管領権力の抑制
出典: フリー百科事典『ウィキペディア(Wikipedia)』 (2021/11/07 04:49 UTC 版)
4代将軍足利義持以降、幕府の重要案件決定は三管四職等から選ばれた宿老会議が将軍の諮問を受けて行ったり、将軍が宿老に直接諮問したりするようになったことで、管領の権力は低下して宿老会議などの幕府評定の主催者としての要素が強まった。

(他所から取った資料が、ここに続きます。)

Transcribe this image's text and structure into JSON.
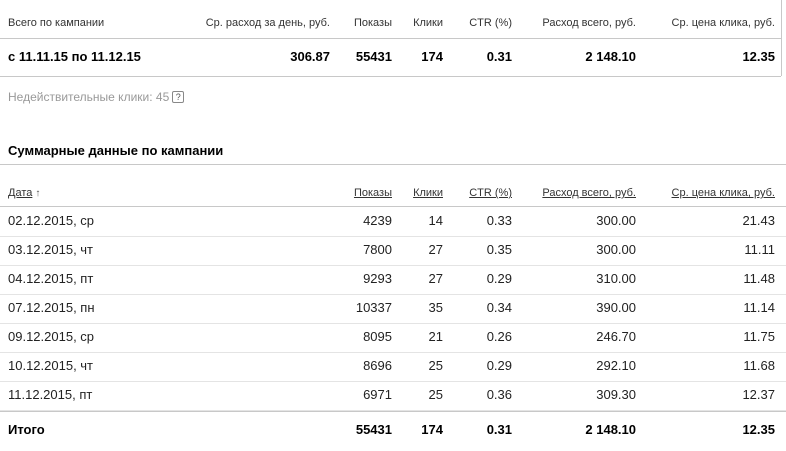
{
  "summary": {
    "headers": {
      "campaign": "Всего по кампании",
      "avg_day": "Ср. расход за день, руб.",
      "shows": "Показы",
      "clicks": "Клики",
      "ctr": "CTR (%)",
      "total": "Расход всего, руб.",
      "avg_click": "Ср. цена клика, руб."
    },
    "row": {
      "period": "с 11.11.15 по 11.12.15",
      "avg_day": "306.87",
      "shows": "55431",
      "clicks": "174",
      "ctr": "0.31",
      "total": "2 148.10",
      "avg_click": "12.35"
    }
  },
  "invalid_clicks": {
    "label": "Недействительные клики: 45",
    "help": "?"
  },
  "detail": {
    "title": "Суммарные данные по кампании",
    "headers": {
      "date": "Дата",
      "sort_arrow": "↑",
      "shows": "Показы",
      "clicks": "Клики",
      "ctr": "CTR (%)",
      "total": "Расход всего, руб.",
      "avg_click": "Ср. цена клика, руб."
    },
    "rows": [
      {
        "date": "02.12.2015, ср",
        "shows": "4239",
        "clicks": "14",
        "ctr": "0.33",
        "total": "300.00",
        "avg_click": "21.43"
      },
      {
        "date": "03.12.2015, чт",
        "shows": "7800",
        "clicks": "27",
        "ctr": "0.35",
        "total": "300.00",
        "avg_click": "11.11"
      },
      {
        "date": "04.12.2015, пт",
        "shows": "9293",
        "clicks": "27",
        "ctr": "0.29",
        "total": "310.00",
        "avg_click": "11.48"
      },
      {
        "date": "07.12.2015, пн",
        "shows": "10337",
        "clicks": "35",
        "ctr": "0.34",
        "total": "390.00",
        "avg_click": "11.14"
      },
      {
        "date": "09.12.2015, ср",
        "shows": "8095",
        "clicks": "21",
        "ctr": "0.26",
        "total": "246.70",
        "avg_click": "11.75"
      },
      {
        "date": "10.12.2015, чт",
        "shows": "8696",
        "clicks": "25",
        "ctr": "0.29",
        "total": "292.10",
        "avg_click": "11.68"
      },
      {
        "date": "11.12.2015, пт",
        "shows": "6971",
        "clicks": "25",
        "ctr": "0.36",
        "total": "309.30",
        "avg_click": "12.37"
      }
    ],
    "total": {
      "label": "Итого",
      "shows": "55431",
      "clicks": "174",
      "ctr": "0.31",
      "total": "2 148.10",
      "avg_click": "12.35"
    }
  }
}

また体面に伴う経済的負担もあったことから畠山満家や斯波義淳などはたびたび辞意を表明し、将軍に慰留されるなどの事態となった。 6代将軍足利義教は奉行人制度や将軍直属軍である奉公衆を強化して将軍親裁を推進して管領による所務沙汰からの排除を図る一方、義教が積極的に行った軍事活動に伴って大量に発生する軍勢催促や戦功褒賞に関する命令を将軍の御内書と並行してその一部を管領奉書で代用させるようになり、軍事面においては管領の役割が広がりを見せた。これは、管領の権限強化を意図したものではなく、反対に将軍による管領への統制を強化しつつその軍事指揮を補佐する役目を担わせることで、将軍主導の政務を確立する意図があったと考えられている。また、義教や8代将軍足利義政は三管領のうちの斯波氏や畠山氏の家督争いに介入し、その後の両家の衰退の遠因となった。 嘉吉元年(1441年)に義教が赤松満祐に暗殺されると、管領細川持之は直ちに守護を召集して義教の嫡男義勝を7代将軍に擁立、幼少の義勝に代わり管領主導の政治体制を整えて満祐を討伐(嘉吉の乱)、翌嘉吉2年(1442年)に持之が辞任して畠山持国に交代、嘉吉3年(1443年)の義勝死後に弟の義政を8代将軍に擁立してからは政治を主導したが、細川勝元と管領を交代しながら守護家のお家騒動への介入を行い勝元と権力闘争を繰り広げた。やがて持国も自らお家騒動を引き起こして勝元と山名宗全の介入を招き、隠居に追い込まれ失脚した。